Thursday, April 13, 2006
I attended a Bulldog Reporter Media Relations 2006 class called "How to get featured in leading lifestyle magazines" on Tuesday afternoon. Held at the Marriott Marquee in Times Square the Q&A panel with lifestyle editors from Shape, Fitness, Essence and Marie Claire were on hand to provide insight. I was hoping the class would be useful for getting my two new female orientated and consumer driven clients covered by major lifestyle publications. Unfortunately it was unhelpful.
It wasn't that the editors weren't trying to be helpful to us "PR flacks" but I didn't learn anything that I didn't already know from pitching my own stories to editors during graduate school. They also didn't have a grasp on what public relations really is and what we do. The rest of their advice was common sense too since each editor said that PR people should check their outdated, unimaginative and unhelpful editorial calendars online and that we should pitch something "new"--no shit. Something "new," hmm why did I not think a reporter would want to cover something new before?

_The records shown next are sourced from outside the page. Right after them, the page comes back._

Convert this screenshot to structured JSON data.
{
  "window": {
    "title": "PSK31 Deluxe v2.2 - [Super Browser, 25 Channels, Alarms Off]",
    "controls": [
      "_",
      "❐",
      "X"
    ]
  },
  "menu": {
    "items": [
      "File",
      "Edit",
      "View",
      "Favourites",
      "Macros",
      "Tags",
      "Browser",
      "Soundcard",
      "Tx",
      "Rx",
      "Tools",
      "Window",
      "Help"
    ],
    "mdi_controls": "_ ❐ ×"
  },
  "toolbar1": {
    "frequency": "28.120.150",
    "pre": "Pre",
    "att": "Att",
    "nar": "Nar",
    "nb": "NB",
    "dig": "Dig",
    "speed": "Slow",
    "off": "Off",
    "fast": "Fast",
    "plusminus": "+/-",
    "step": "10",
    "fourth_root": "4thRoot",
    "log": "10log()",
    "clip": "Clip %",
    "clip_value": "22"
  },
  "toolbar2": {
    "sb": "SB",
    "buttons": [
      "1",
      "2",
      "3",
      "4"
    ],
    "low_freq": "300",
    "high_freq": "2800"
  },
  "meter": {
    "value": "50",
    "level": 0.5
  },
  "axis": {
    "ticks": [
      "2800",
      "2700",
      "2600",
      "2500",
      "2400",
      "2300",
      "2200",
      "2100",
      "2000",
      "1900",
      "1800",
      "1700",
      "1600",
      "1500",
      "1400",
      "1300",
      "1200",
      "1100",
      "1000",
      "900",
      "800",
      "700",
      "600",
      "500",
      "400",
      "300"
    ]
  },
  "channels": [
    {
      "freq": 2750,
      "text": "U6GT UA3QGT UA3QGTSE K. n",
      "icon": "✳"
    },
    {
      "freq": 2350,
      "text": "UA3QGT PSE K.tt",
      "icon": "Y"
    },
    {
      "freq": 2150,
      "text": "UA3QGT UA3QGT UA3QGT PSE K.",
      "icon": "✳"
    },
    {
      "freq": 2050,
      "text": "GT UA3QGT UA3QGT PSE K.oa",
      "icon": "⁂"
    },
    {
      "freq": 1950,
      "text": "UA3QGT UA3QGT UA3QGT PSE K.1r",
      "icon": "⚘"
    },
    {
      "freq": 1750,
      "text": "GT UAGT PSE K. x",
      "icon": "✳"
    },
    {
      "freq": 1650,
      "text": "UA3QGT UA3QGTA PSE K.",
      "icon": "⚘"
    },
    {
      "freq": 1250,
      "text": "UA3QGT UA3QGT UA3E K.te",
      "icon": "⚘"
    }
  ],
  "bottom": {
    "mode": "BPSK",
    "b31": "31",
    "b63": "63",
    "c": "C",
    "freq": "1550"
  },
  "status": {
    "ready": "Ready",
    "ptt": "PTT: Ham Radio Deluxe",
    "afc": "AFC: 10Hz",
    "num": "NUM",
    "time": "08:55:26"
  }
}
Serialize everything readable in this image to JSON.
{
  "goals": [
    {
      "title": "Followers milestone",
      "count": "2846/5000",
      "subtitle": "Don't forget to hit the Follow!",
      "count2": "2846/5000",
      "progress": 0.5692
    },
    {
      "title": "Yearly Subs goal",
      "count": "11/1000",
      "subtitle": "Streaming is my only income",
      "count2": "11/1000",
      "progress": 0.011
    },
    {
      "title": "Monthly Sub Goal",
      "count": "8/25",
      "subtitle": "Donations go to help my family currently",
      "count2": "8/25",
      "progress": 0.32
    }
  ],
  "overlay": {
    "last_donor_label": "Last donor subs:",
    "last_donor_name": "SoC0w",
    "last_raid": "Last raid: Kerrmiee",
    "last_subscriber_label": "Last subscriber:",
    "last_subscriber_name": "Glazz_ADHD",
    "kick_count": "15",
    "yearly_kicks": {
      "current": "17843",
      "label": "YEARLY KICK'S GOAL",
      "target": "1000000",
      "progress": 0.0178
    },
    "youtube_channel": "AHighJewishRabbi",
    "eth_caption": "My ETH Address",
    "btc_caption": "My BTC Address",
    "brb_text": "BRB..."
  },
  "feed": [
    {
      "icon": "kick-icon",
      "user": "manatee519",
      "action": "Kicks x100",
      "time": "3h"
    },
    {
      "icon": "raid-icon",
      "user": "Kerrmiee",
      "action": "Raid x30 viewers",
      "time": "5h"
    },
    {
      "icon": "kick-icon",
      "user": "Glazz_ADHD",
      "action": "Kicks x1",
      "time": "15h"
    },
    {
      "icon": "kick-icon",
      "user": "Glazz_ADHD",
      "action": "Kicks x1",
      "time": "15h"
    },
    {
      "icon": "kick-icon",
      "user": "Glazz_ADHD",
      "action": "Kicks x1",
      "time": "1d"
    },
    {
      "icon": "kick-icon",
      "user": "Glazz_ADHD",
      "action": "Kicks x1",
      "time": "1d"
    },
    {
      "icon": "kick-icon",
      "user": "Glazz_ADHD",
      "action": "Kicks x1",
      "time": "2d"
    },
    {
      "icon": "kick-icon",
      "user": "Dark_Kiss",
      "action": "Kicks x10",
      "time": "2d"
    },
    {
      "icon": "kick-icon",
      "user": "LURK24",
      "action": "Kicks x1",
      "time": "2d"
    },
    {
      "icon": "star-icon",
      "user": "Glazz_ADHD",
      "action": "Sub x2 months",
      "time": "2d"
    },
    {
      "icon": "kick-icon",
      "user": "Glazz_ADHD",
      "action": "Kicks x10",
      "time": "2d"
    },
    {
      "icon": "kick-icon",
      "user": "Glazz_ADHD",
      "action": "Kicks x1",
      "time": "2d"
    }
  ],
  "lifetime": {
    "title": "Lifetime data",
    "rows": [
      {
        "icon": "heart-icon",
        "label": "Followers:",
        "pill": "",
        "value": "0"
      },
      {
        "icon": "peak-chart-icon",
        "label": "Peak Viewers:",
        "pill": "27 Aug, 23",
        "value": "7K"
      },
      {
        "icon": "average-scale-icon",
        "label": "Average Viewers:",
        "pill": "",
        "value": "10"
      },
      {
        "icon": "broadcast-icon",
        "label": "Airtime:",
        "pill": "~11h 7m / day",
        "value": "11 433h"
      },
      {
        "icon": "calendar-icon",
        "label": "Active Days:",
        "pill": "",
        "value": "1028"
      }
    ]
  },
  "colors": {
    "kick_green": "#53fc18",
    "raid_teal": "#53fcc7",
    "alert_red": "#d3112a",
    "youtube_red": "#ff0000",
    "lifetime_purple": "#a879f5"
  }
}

The panel did highlight that they are more likely to respond to pitches that are specific and that they are not interested in general briefings but rather are interested in hearing something in particular--something new. Plus they recommended using clear subject lines in emails and not jokes or "cute" or vague titles like "Not an average press release."
The editors also mentioned that they are more responsive to freshly presented information in new ways. Thus sending nicknack's or a sample of your actual product can help keep you at the top of their minds since they will see the items in their office. However, that doesn't help for my clients who have websites and not a physical product outside of their sites. Unless we whip up some chatski with their URL on it. Such bribery, *sigh*. It does work though, I fell for it often enough when I was assigning/covering stories.
A helpful but another obvious tip that they recommended is to think seasonally and about the trends that occur during the months, IE they typically cover weight loss in June and July since it's swim suit time as well as in January after the holiday feasting. However, although it's only April now most of them are already thinking about their Fall issues and back to school. Thus, planning ahead for long leads is important.
Away from pitching, Marie Claire's Senior Editor Julia Savacool, who was on the panel, kept telling the audience that her publication's readers are activists and that she's only interested in receiving information regarding "hard-hitting" global, social issues important to women, non profit organizations, diseases in Africa and so on. Activists? I was soo tempted to raise my hand and say, "I'm sorry but are we reading the same magazine?" I didn't want to be rude though. I'm holding May's issue of Marie Claire right now, which is dubbed "The Hair Issue" and highlights (no pun intended) include "20 Best Cuts for Your Face Shape," "Your Best Body By Summer," "Celeb Gossip: Why You Need More! More! More!" and a bonus pull-out haircut guide. Hmm very hard hitting, trumps illegal immigration any day.
Don't get me wrong I'm a subscriber, you can't beat thier subscription offer of $1 an issue, but when I think Marie Claire I think of it as a pretty fashion/female magazine and turn to my copies of Newsweek, New York Magazine, Vanity Fair or even Redbook before MC for more hard hitting articles. I'm not saying it's Shop magazine, but when I think of female activists I do not picture them carrying around an issue of Marie Claire in their recyclable made back packs.